When the Spaniards were about to kill this Indian—“The Turk,” they called him[73]—he told them that his masters, the people of Cicuye, had induced him to lead the strangers away to the pathless plains, where water was scarce and corn was unknown, to perish there, or, if ever they should succeed in finding the way back to the village settlements, tired and weak, to fall an easy prey to their enemies.


This plan was shrewdly conceived, and it very nearly succeeded. There is little reason why we should doubt the truth of the confession, made when the Indian could scarcely have hoped to save his life, and it affords an easy explanation of the way in which the exaggerated stories of Quivira originated and expanded. The Turk may have accompanied Alvarado on the first visit to the great plains, and he doubtless told the white men about his distant home and the roving life on the prairies. It was later, when the Spaniards began to question him about nations and rulers, gold and treasures, that he received, perhaps from the Spaniards themselves, the hints which led him to tell them what they were rejoiced to hear and to develop the fanciful pictures which appealed so forcibly to all the desires of his hearers. The Turk, we can not doubt, told the Spaniards many things which were not true. But in trying to trace these early dealings of Europeans with the American aborigines, we must never forget how much may be explained by the possibilities of misinterpretation on the part of the white men, who so often heard of what they wished to find, and who learned, very gradually and in the end imperfectly, to understand only a few of the native languages and dialects. And besides this, the record of their observations, on which the students of today have to depend, was made in a language which knew nothing of the things which it was trying to describe. Much of what the Turk said was very likely true the first time he said it, although the memories of home were heightened, no doubt, by absence and distance. Moreover, Castañeda, who is the chief source for the stories of gold and lordly kings which are said to have been told by the Turk, in all probability did not know anything more than the reports of what the Turk was telling to the superior officers, which were passed about among the common foot soldiers.[74] The present narrative has already shown the wonderful power of gossip, and when it is gossip recorded twenty years afterward, we may properly be cautious in believing it.

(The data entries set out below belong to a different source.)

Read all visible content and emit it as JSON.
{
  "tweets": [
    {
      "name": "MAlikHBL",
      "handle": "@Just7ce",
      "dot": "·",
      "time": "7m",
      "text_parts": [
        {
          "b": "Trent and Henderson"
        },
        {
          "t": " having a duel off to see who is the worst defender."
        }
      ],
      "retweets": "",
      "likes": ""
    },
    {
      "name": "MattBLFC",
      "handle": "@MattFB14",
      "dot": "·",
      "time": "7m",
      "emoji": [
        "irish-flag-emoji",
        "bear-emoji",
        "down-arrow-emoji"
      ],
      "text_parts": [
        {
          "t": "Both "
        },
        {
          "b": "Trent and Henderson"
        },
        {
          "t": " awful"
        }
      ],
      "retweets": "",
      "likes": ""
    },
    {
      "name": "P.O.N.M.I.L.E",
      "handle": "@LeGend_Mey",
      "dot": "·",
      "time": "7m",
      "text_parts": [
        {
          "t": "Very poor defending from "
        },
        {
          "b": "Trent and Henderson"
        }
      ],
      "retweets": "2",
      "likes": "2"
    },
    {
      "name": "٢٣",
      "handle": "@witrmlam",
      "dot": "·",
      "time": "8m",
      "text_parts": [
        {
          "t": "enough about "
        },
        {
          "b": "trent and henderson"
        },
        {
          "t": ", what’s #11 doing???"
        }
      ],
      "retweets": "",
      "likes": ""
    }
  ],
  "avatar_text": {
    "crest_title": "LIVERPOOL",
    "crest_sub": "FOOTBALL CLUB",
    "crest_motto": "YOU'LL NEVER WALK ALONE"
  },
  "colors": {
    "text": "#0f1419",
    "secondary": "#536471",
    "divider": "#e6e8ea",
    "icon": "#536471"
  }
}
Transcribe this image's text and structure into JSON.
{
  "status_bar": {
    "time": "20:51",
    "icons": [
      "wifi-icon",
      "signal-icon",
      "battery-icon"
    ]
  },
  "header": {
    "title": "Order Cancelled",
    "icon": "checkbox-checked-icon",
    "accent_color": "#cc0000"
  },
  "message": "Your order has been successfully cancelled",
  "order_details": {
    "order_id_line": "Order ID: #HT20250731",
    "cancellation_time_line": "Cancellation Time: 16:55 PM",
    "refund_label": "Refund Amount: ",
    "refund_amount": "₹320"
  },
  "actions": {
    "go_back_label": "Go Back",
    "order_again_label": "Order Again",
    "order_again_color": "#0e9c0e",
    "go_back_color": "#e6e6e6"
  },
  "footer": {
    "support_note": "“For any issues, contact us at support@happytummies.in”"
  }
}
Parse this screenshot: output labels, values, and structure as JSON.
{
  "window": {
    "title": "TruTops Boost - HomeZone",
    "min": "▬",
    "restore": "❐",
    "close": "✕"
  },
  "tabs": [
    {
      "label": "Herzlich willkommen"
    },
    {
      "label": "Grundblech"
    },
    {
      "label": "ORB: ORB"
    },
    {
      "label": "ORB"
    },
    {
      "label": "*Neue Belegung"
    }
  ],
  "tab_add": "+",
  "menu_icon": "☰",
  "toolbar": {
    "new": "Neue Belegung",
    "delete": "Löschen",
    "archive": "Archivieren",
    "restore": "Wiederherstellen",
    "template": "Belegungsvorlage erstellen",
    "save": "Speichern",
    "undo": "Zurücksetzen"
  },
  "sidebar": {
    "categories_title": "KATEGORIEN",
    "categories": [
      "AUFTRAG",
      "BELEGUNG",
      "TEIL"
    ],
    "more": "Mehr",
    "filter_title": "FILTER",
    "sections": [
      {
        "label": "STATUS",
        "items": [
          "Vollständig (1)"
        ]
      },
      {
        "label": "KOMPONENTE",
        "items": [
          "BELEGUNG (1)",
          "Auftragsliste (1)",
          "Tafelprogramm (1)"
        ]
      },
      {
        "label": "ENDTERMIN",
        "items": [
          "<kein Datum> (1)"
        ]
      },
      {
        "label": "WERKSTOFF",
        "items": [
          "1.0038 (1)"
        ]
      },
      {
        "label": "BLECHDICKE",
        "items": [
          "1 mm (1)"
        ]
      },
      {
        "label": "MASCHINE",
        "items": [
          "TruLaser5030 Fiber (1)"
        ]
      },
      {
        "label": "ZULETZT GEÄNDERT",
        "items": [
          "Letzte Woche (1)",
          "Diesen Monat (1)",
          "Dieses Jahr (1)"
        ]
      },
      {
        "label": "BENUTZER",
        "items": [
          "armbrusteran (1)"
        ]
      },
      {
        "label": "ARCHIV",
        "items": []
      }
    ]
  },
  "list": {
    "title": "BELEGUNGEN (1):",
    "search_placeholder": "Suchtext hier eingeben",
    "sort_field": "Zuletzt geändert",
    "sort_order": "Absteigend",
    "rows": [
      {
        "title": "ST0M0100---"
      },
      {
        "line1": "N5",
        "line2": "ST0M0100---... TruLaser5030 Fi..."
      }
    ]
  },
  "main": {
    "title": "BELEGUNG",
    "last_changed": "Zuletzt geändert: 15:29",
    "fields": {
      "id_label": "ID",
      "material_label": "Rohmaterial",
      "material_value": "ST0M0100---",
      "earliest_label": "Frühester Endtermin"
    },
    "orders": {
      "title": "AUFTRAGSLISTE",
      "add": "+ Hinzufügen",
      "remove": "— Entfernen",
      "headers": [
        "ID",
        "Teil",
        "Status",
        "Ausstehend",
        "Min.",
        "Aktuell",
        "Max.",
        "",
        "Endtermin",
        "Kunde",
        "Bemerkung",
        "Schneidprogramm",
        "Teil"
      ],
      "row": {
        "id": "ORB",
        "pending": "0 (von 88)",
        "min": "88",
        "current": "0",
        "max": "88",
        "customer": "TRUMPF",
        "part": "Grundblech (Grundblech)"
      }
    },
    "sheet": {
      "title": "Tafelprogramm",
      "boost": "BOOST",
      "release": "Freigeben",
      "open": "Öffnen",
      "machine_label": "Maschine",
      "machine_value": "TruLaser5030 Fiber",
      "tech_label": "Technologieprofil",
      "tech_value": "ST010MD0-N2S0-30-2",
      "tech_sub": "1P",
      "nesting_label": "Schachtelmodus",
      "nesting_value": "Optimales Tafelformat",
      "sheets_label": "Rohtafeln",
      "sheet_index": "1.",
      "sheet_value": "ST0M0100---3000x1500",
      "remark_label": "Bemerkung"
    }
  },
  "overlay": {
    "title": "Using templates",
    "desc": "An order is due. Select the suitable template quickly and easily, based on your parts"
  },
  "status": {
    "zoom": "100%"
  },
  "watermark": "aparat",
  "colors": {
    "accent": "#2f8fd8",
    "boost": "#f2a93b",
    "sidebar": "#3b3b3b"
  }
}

Coronado wrote to the King from Tiguex, on April 20, 1541, as he says in his next letter, that of October 20. The April letter, written just before the start for Quivira, must have contained a full and official account of all that had been learned in regard to the country toward [p395] the east, as well as more reliable details than we now possess, of what had happened during the preceding fall and winter. But this April letter, which was an acknowledgment and answer to one from Charles V, dated in Madrid, June 11, 1540, has not been found by modern students. When the reply was dispatched, the messenger—probably Juan Gallego, who had perhaps brought the Emperor’s letter from Mexico—was accompanied by Pedro de Tovar, who was going back to Corazones valley for reinforcements. Many mishaps had befallen the town of San Hieronimo during the year, and when the messengers arrived there they found it half deserted. Leaving Don Pedro here, Gallego hastened to Mexico, where he raised a small body of recruits. He was leading these men, whose number had been increased by some stragglers and deserters from the original force whom he picked up at Culiacan, toward Cibola and Quivira, when he met the expedition returning to New Spain. It was during this, probably his fifth trip over the road from Mexico to our New Mexico, that he performed the deeds of valor which Castañeda so enthusiastically recounts at the very end of his book.